I don’t know whether Henry punctuated every conversation with reflective silences or if only I inspired that response.
He shifted restlessly in his chair and searched the sky, as if hoping for another sign that might convince me to leave Roseland.
Finally I got around to the reason I had come. “Sir, is there a guy named Kenny on the security team?”
“We don’t have a Kenny, no.”
“Tall, muscular guy with bad scars on the face, wears a T-shirt that says ‘Death heals.’ ”
The slow turning of Henry’s head, the long look before he spoke, told me that Kenny was known here even if not by name.
“You’ve been warned to stay inside, behind locked doors, between dusk and dawn.”

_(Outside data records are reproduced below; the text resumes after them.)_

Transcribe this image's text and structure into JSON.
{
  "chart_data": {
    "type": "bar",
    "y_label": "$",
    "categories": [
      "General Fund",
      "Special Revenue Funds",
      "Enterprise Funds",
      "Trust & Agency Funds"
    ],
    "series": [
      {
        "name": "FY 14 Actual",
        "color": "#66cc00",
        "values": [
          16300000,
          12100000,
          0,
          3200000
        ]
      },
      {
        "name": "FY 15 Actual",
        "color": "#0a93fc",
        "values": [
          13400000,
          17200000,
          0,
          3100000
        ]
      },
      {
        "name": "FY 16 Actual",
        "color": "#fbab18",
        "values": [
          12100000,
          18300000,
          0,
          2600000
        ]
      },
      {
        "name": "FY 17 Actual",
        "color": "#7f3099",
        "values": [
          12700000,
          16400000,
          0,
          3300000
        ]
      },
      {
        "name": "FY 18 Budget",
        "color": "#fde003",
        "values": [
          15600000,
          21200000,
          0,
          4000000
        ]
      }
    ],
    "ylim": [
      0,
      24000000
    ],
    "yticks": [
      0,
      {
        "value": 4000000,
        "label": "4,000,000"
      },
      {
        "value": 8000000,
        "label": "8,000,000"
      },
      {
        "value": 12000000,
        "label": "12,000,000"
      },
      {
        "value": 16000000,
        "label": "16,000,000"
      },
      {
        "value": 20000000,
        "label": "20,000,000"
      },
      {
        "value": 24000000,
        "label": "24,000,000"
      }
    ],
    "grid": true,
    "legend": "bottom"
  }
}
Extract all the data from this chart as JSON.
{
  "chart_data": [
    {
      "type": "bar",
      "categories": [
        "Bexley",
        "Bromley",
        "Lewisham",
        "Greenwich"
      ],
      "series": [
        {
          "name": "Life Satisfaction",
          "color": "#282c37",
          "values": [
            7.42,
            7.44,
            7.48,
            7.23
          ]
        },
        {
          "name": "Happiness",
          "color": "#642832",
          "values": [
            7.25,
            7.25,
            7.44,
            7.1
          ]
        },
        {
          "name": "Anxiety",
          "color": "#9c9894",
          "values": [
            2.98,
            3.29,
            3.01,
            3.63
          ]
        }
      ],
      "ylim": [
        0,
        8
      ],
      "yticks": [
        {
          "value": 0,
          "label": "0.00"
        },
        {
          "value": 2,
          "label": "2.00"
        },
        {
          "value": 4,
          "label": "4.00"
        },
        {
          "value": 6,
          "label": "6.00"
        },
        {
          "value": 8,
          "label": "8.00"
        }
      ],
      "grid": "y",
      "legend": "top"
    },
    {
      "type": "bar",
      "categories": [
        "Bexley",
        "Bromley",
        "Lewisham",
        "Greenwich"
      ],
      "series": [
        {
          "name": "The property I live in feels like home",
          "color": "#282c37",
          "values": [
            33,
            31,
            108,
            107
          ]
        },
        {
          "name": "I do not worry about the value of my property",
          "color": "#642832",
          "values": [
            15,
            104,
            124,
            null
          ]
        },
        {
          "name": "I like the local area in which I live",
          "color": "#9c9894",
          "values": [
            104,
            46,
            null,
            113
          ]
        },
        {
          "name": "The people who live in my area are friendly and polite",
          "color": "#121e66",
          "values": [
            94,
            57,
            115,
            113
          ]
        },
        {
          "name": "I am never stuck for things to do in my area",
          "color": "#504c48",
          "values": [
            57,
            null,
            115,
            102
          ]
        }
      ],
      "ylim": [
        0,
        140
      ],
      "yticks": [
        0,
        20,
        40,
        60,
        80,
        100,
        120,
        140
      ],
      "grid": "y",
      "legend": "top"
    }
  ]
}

“Yes, sir, but I was warned about mountain lions, nothing else. Anyway, I didn’t run into him at night. It was this morning.”
“Not after sunrise.”
“More than half an hour after. Up at the stables. Who is he if he’s not a guard?”
Henry rose from his chair, went to the gatehouse door, opened it, and glanced back at me. “Take her and leave. You don’t know what kind of place this is.”
Getting to my feet, I said, “So tell me.”
He went inside and closed the door behind him.
Through a window, I saw him picking up the telephone.